The list goes on and on.
Crockpots are only as good as the recipes you use. Many of the crockpot cookbooks are along the lines of put chicken parts in crockpot, add cream of mushroom soup and cook for a while. The results are terrible.
Cook's Illustrated has a couple of very good crockpot cookbooks, and I also Like the "Not Your Mother's" series of cookbooks. The key is to use it for braises, soups, stews, chilis, and other long, slow recipes.
It's a great fire and forget appliance.
"Ann let Chillblaine get away with using I where Me would have been correct. Standards are slipping."
Oh, I'm not going to badger Chilblaine. If he were running for President and needed my help, I'd have helped him.
"It's a great fire and forget appliance."
Why is such a thing needed?
Seems to me a pot on the stove does everything better and does more.
"Why is such a thing needed?"
Because we are not home! I had an electric burner short out and throw sparks all over the kitchen. Thank God I was home at the time.
Nobody tell Ann about Japanese rice cookers that start themselves at a preset time, so the rice is done perfectly just as Dad arrives home from work.
The movie Tampopo had a scene describing a domestic Japanese dinner, where the nearly dead wife is called back from the edge of the dark abyss by her husband's demand that she make dinner for him & the kids. Which she does, then falls over dead. The father and kids, tears streaming down their faces, eat the last meal made for them to honor her and all her hard work.
It's all a matter of how you want to organize your time.
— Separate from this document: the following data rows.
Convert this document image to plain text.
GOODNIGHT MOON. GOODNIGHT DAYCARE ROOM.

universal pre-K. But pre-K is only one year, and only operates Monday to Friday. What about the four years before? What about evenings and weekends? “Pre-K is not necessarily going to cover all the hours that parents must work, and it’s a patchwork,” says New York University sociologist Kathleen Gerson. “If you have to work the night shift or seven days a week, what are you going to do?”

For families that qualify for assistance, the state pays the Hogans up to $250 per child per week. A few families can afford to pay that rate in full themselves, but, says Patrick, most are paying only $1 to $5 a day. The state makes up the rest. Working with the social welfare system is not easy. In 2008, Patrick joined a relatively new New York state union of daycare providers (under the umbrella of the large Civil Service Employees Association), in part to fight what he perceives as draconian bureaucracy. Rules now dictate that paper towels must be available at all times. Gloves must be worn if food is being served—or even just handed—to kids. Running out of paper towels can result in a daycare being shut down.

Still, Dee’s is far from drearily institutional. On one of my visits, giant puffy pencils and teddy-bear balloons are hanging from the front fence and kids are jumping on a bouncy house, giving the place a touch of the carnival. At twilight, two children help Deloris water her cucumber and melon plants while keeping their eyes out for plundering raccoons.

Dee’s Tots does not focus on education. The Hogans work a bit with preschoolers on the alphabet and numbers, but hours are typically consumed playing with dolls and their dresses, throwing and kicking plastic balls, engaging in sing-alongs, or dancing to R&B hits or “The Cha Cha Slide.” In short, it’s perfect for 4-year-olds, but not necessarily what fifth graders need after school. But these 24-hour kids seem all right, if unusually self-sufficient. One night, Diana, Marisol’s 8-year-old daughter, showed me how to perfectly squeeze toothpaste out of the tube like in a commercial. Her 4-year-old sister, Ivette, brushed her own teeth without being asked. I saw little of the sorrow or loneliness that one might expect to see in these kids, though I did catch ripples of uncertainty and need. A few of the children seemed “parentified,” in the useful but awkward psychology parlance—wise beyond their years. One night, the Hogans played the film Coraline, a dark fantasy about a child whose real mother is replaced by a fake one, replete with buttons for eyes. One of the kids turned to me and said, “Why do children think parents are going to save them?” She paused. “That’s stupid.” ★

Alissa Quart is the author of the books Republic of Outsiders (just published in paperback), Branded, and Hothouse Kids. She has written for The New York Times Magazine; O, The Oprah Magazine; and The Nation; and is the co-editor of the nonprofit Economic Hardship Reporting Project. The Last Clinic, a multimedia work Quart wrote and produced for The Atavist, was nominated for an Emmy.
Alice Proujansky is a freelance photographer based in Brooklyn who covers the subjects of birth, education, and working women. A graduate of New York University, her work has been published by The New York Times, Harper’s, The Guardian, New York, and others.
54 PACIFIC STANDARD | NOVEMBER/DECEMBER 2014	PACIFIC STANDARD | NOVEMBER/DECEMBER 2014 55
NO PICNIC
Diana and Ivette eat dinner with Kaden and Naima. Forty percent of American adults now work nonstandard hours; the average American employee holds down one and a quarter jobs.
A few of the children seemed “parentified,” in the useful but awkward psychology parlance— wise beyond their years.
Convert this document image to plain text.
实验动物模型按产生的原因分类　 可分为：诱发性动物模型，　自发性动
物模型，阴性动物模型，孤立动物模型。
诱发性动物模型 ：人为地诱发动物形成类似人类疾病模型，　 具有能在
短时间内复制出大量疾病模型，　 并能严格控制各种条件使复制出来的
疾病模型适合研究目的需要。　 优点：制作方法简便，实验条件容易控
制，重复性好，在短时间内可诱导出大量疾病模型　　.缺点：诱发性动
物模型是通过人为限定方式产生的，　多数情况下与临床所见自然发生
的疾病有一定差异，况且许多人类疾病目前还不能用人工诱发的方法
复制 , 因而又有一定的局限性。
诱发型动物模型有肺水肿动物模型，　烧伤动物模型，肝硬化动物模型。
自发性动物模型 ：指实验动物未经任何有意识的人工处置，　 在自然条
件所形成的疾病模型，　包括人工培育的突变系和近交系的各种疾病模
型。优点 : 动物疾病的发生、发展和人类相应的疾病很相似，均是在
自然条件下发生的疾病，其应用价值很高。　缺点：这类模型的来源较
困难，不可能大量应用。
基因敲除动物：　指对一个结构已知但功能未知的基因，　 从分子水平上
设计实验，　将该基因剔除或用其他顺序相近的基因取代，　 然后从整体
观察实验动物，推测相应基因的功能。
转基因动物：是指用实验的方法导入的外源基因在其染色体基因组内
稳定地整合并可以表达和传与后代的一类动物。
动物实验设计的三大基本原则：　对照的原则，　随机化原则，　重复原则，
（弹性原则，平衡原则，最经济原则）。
My 28-year old son uses a slow cooker to set up his dinners in the morning because he wants to eat as soon as he gets home from work.
"It worked wonderfully and looked beautiful for over a decade. Then it broke, and I bought a new, cheaper toaster."
I had a Mirro popcorn popper that I was given as a birthday present when I was 15. It was all metal (except for a small piece of glass so you could see inside at the top). It worked for 20 years. Then it broke.
Did I throw it out? Hell, no. Back then things were built so that when they broke you could fix them. I opened it up and saw that the nichrome element has broken near an electrode. I undid the screw, pulled out the 1/4" of broken wire, screwed the rest of the wire back down and used it again.
There's still a lot of stuff that can be fixed if you have some simple tools and a modicum of mechanical ability. If the thing is riveted together, drill out the rivet and replace it with a bolt, nut and washer once you fix it. For things like dryers, washers, lawn mowers, etc. you'd be amazed at the service diagrams and part numbers you can find on the web.